Detective Manzillo thinks she does, though. She can’t even come right out and tell him that she honestly doesn’t believe anything was going on between Mack and Kristina, because that will only confirm that she’s considered the possibility. And then he’ll think she’s hiding something.

“Was anyone else in the laundry room while you and Kristina were there?” he asks.

“No. I was surprised about that, because sometimes all the machines are full and you have to wait, but it was nice out that day so people were probably out doing— Wait!” Suddenly, she remembers. “Yes, someone else was in the room.”

Detective Manzillo regards her with interest, as though he senses she’s about to reveal something important.

“The building maintenance man—he was there.”

“In the laundry room?”

“Yes, and—oh my God, I can’t believe I didn’t think about this until now.” Her pulse quickens. “He was in the first floor hallway, too, when I got home late on Tuesday night—or Wednesday morning, actually.”

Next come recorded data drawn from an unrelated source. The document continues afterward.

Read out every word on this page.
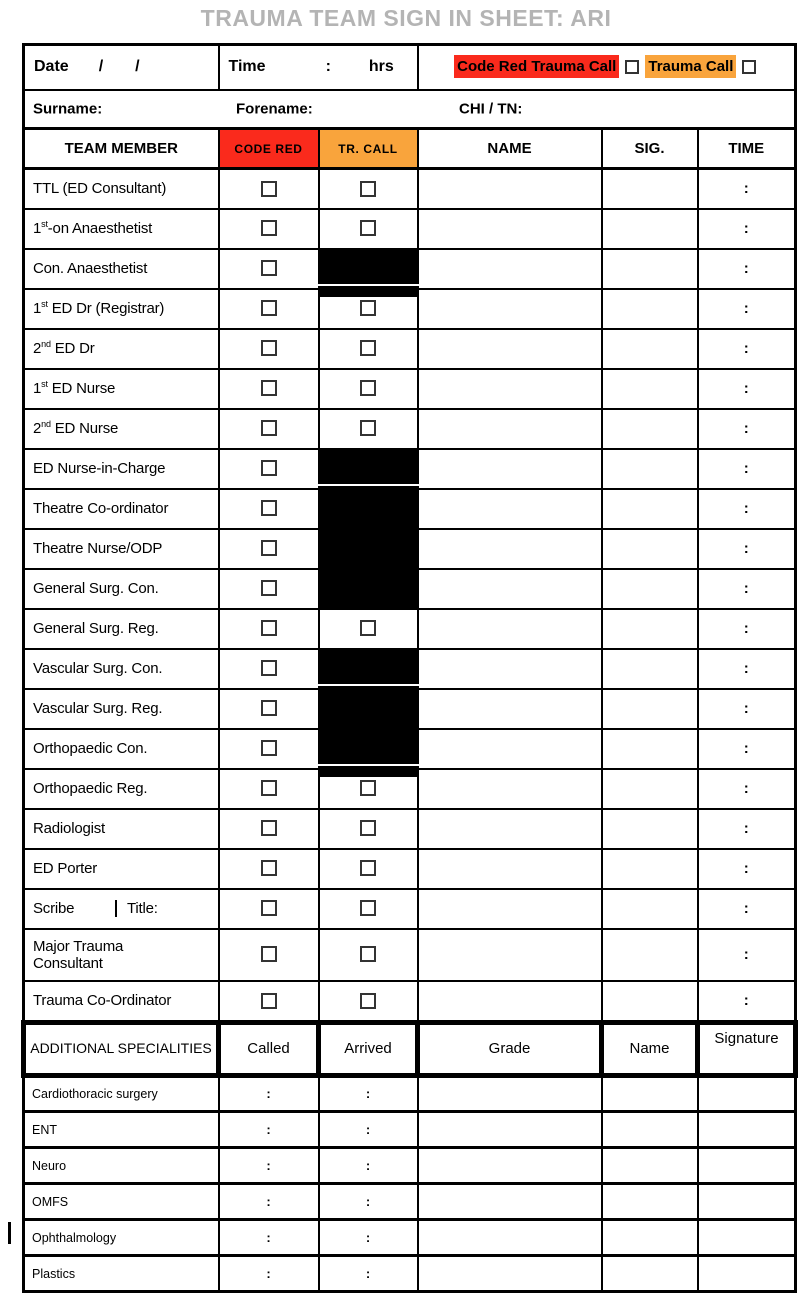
TRAUMA TEAM SIGN IN SHEET: ARI
Date / /	Time : hrs		Code Red Trauma Call Trauma Call		

Surname: Forename: CHI / TN:					

TEAM MEMBER	CODE RED	TR. CALL	NAME	SIG.	TIME
TTL (ED Consultant)					:
1st-on Anaesthetist					:
Con. Anaesthetist					:
1st ED Dr (Registrar)					:
2nd ED Dr					:
1st ED Nurse					:
2nd ED Nurse					:
ED Nurse-in-Charge					:
Theatre Co-ordinator					:
Theatre Nurse/ODP					:
General Surg. Con.					:
General Surg. Reg.					:
Vascular Surg. Con.					:
Vascular Surg. Reg.					:
Orthopaedic Con.					:
Orthopaedic Reg.					:
Radiologist					:
ED Porter					:

Scribe Title:					:
Major Trauma
Consultant					:
Trauma Co-Ordinator					:
ADDITIONAL SPECIALITIES	Called	Arrived	Grade	Name	Signature
Cardiothoracic surgery	:	:			
ENT	:	:			
Neuro	:	:			
OMFS	:	:			
Ophthalmology	:	:			
Plastics	:	:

“You saw him there?” the detective asks sharply. “You’re sure?”

“Positive. It was kind of dark, and I was a little bit out of it, but . . .”

“Out of it?”

Should she tell him about the Xanax?

No. He might discredit what she’s saying, and she knows what she saw.

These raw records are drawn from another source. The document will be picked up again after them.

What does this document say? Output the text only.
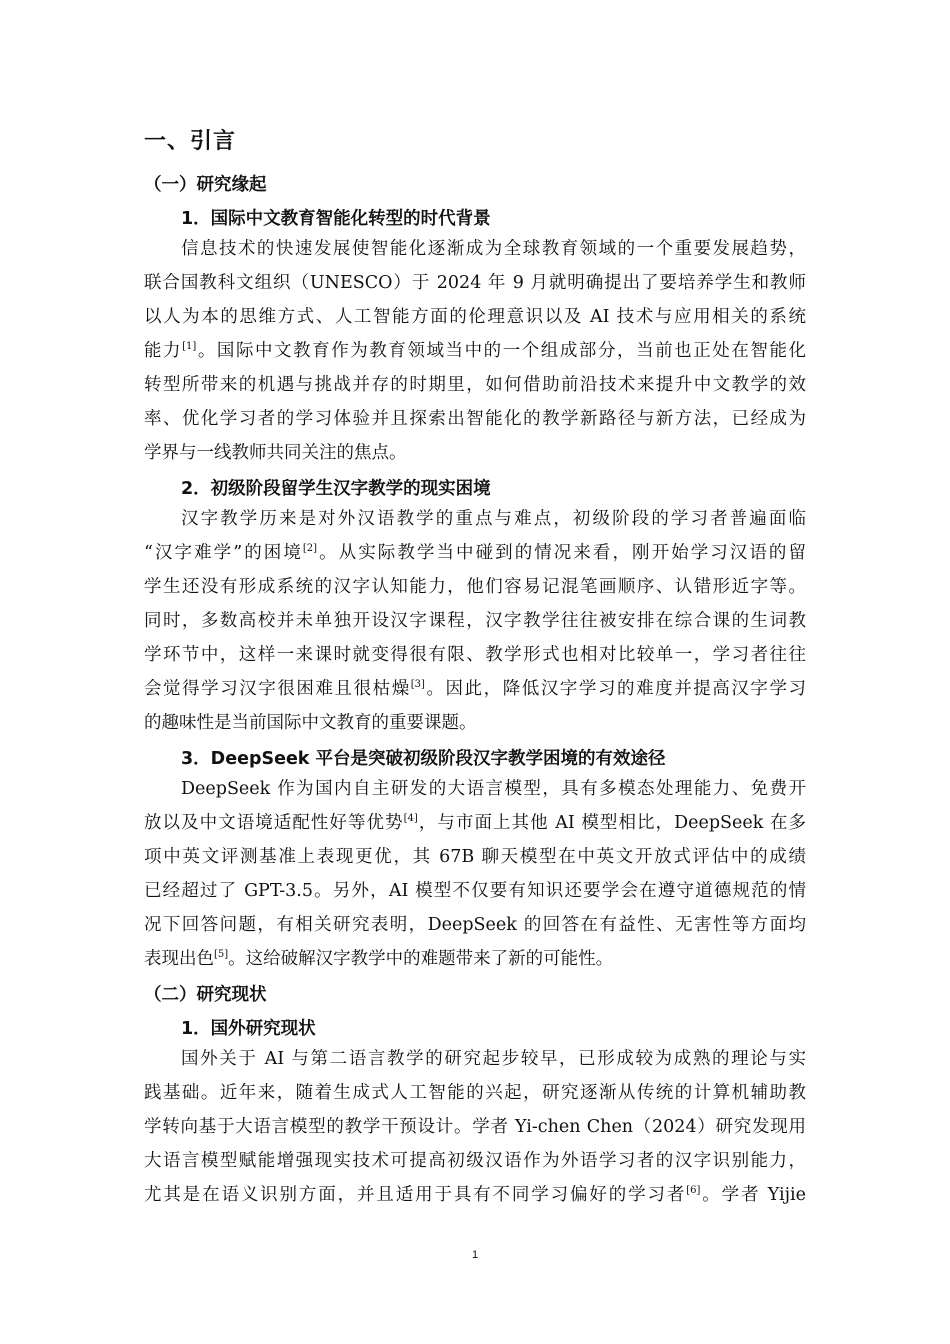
一、引言
（一）研究缘起
1．国际中文教育智能化转型的时代背景
信息技术的快速发展使智能化逐渐成为全球教育领域的一个重要发展趋势，
联合国教科文组织（UNESCO）于 2024 年 9 月就明确提出了要培养学生和教师
以人为本的思维方式、人工智能方面的伦理意识以及 AI 技术与应用相关的系统
能力[1]。国际中文教育作为教育领域当中的一个组成部分，当前也正处在智能化
转型所带来的机遇与挑战并存的时期里，如何借助前沿技术来提升中文教学的效
率、优化学习者的学习体验并且探索出智能化的教学新路径与新方法，已经成为
学界与一线教师共同关注的焦点。
2．初级阶段留学生汉字教学的现实困境
汉字教学历来是对外汉语教学的重点与难点，初级阶段的学习者普遍面临
“汉字难学”的困境[2]。从实际教学当中碰到的情况来看，刚开始学习汉语的留
学生还没有形成系统的汉字认知能力，他们容易记混笔画顺序、认错形近字等。
同时，多数高校并未单独开设汉字课程，汉字教学往往被安排在综合课的生词教
学环节中，这样一来课时就变得很有限、教学形式也相对比较单一，学习者往往
会觉得学习汉字很困难且很枯燥[3]。因此，降低汉字学习的难度并提高汉字学习
的趣味性是当前国际中文教育的重要课题。
3．DeepSeek 平台是突破初级阶段汉字教学困境的有效途径
DeepSeek 作为国内自主研发的大语言模型，具有多模态处理能力、免费开
放以及中文语境适配性好等优势[4]，与市面上其他 AI 模型相比，DeepSeek 在多
项中英文评测基准上表现更优，其 67B 聊天模型在中英文开放式评估中的成绩
已经超过了 GPT-3.5。另外，AI 模型不仅要有知识还要学会在遵守道德规范的情
况下回答问题，有相关研究表明，DeepSeek 的回答在有益性、无害性等方面均
表现出色[5]。这给破解汉字教学中的难题带来了新的可能性。
（二）研究现状
1．国外研究现状
国外关于 AI 与第二语言教学的研究起步较早，已形成较为成熟的理论与实
践基础。近年来，随着生成式人工智能的兴起，研究逐渐从传统的计算机辅助教
学转向基于大语言模型的教学干预设计。学者 Yi-chen Chen（2024）研究发现用
大语言模型赋能增强现实技术可提高初级汉语作为外语学习者的汉字识别能力，
尤其是在语义识别方面，并且适用于具有不同学习偏好的学习者[6]。学者 Yijie
1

“I had just walked all the way home, and I was exhausted,” she says, “and—you know, shell-shocked. Like everyone else.”

“What time was it?”

She shakes her head. “I don’t know. I’m sorry. Late. I didn’t look at my watch that I remember, and when I got home, all my clocks were flashing because the power had gone out.”

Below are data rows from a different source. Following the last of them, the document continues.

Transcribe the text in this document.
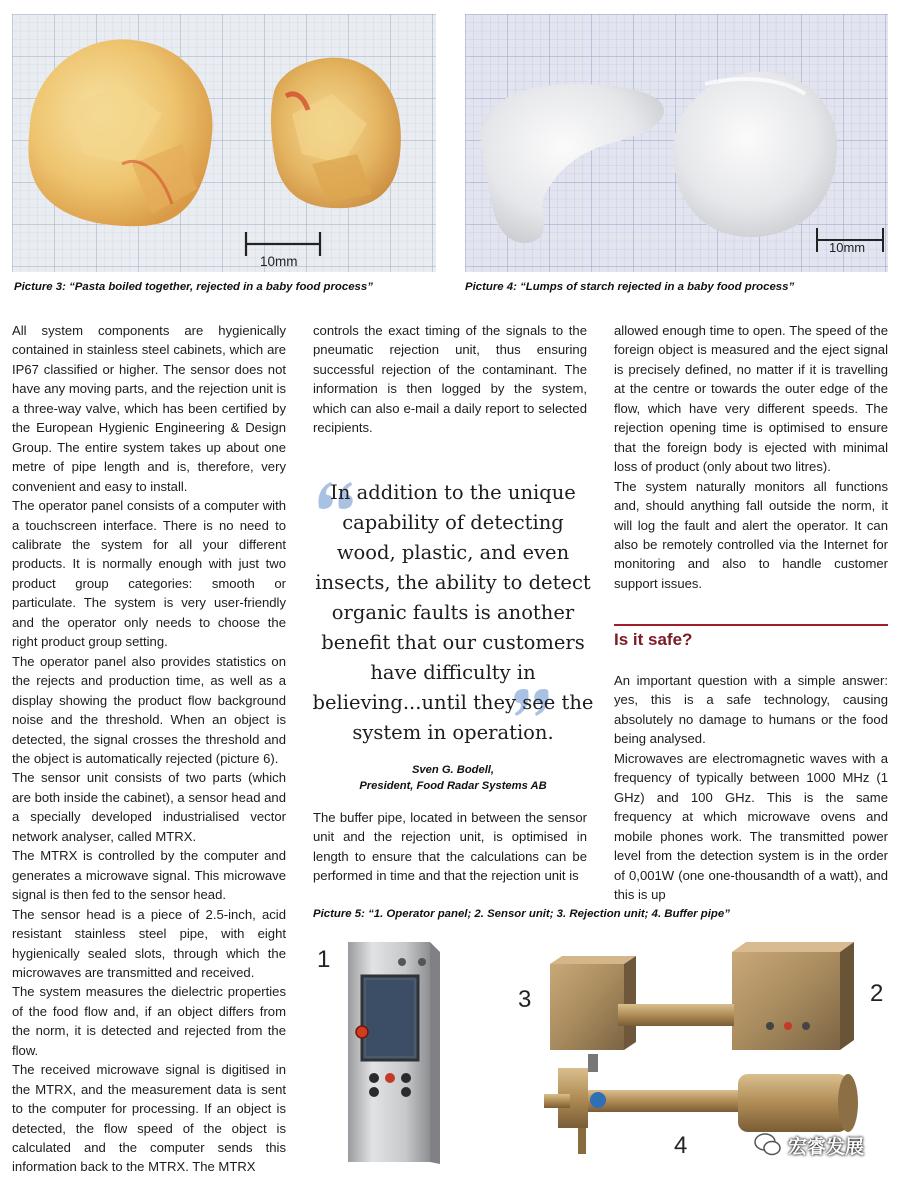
10mm
Picture 3: “Pasta boiled together, rejected in a baby food process”
10mm
Picture 4: “Lumps of starch rejected in a baby food process”

All system components are hygienically contained in stainless steel cabinets, which are IP67 classified or higher. The sensor does not have any moving parts, and the rejection unit is a three-way valve, which has been certified by the European Hygienic Engineering & Design Group. The entire system takes up about one metre of pipe length and is, therefore, very convenient and easy to install.

The operator panel consists of a computer with a touchscreen interface. There is no need to calibrate the system for all your different products. It is normally enough with just two product group categories: smooth or particulate. The system is very user-friendly and the operator only needs to choose the right product group setting.

The operator panel also provides statistics on the rejects and production time, as well as a display showing the product flow background noise and the threshold. When an object is detected, the signal crosses the threshold and the object is automatically rejected (picture 6).

The sensor unit consists of two parts (which are both inside the cabinet), a sensor head and a specially developed industrialised vector network analyser, called MTRX.

The MTRX is controlled by the computer and generates a microwave signal. This microwave signal is then fed to the sensor head.

The sensor head is a piece of 2.5-inch, acid resistant stainless steel pipe, with eight hygienically sealed slots, through which the microwaves are transmitted and received.

The system measures the dielectric properties of the food flow and, if an object differs from the norm, it is detected and rejected from the flow.

The received microwave signal is digitised in the MTRX, and the measurement data is sent to the computer for processing. If an object is detected, the flow speed of the object is calculated and the computer sends this information back to the MTRX. The MTRX

controls the exact timing of the signals to the pneumatic rejection unit, thus ensuring successful rejection of the contaminant. The information is then logged by the system, which can also e-mail a daily report to selected recipients.

In addition to the unique capability of detecting wood, plastic, and even insects, the ability to detect organic faults is another benefit that our customers have difficulty in believing...until they see the system in operation.
Sven G. Bodell,
President, Food Radar Systems AB

The buffer pipe, located in between the sensor unit and the rejection unit, is optimised in length to ensure that the calculations can be performed in time and that the rejection unit is

allowed enough time to open. The speed of the foreign object is measured and the eject signal is precisely defined, no matter if it is travelling at the centre or towards the outer edge of the flow, which have very different speeds. The rejection opening time is optimised to ensure that the foreign body is ejected with minimal loss of product (only about two litres).

The system naturally monitors all functions and, should anything fall outside the norm, it will log the fault and alert the operator. It can also be remotely controlled via the Internet for monitoring and also to handle customer support issues.

Is it safe?

An important question with a simple answer: yes, this is a safe technology, causing absolutely no damage to humans or the food being analysed.

Microwaves are electromagnetic waves with a frequency of typically between 1000 MHz (1 GHz) and 100 GHz. This is the same frequency at which microwave ovens and mobile phones work. The transmitted power level from the detection system is in the order of 0,001W (one one-thousandth of a watt), and this is up

Picture 5: “1. Operator panel; 2. Sensor unit; 3. Rejection unit; 4. Buffer pipe”
1
2
3
4	宏睿发展
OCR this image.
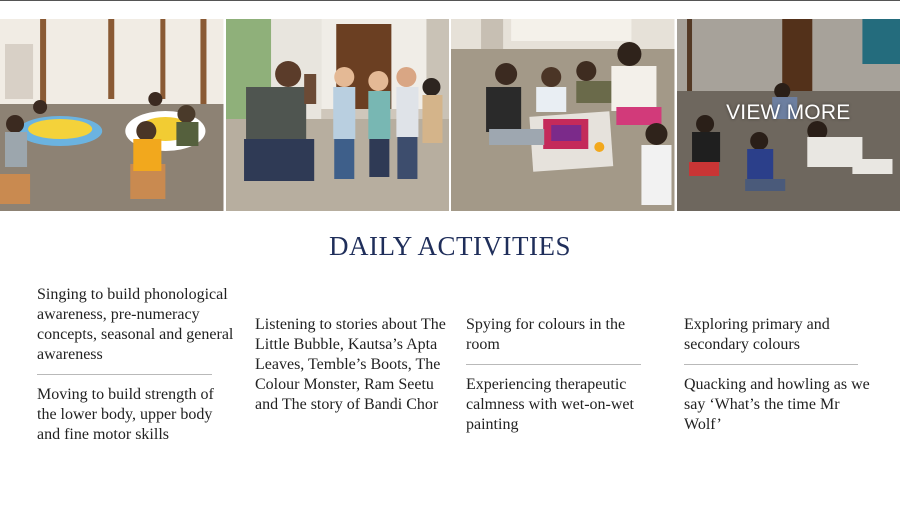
VIEW MORE
DAILY ACTIVITIES

Singing to build phonological awareness, pre-numeracy concepts, seasonal and general awareness

Moving to build strength of the lower body, upper body and fine motor skills

Listening to stories about The Little Bubble, Kautsa’s Apta Leaves, Temble’s Boots, The Colour Monster, Ram Seetu and The story of Bandi Chor

Spying for colours in the room

Experiencing therapeutic calmness with wet-on-wet painting

Exploring primary and secondary colours

Quacking and howling as we say ‘What’s the time Mr Wolf’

“Okay. What was he doing when you saw him?”

“He was on the first floor, coming out of the stairwell, and he went right out into the alley.”

“Did he see you?”

“I don’t think so.”

The detective nods, writing everything down. “What’s his name?”

“It’s Jerry.”

“What’s his last name?”

“I don’t know.”

“Where does he live?”

“I have no idea. I’m sorry. He’s just always kind of hanging around the building, fixing things. On Sunday, when we were in the laundry room, he was working on a washing machine but Kristina said she didn’t even think it was broken.”

“Do you think she was right?”

“I don’t know—I wasn’t really paying much attention to him, I guess. But Kristina mentioned that he gave her the creeps, and I did see the way he looked at her . . .”

“How?”

“You know—like he was interested.”

“Leering?”

She considers that. “I wouldn’t say leering. It was kind of more . . . I don’t know, innocent. There’s something wrong with him, mentally—he’s kind of slow or something. More like a boy than a man, is how I would describe it.”

“Is there anything else you can tell me about him? Anything at all?”

She searches her memory. “I can’t think of anything—other than that Kristina thought he might have been responsible for the burglaries that happened over the last couple of weeks. Did you know about that?”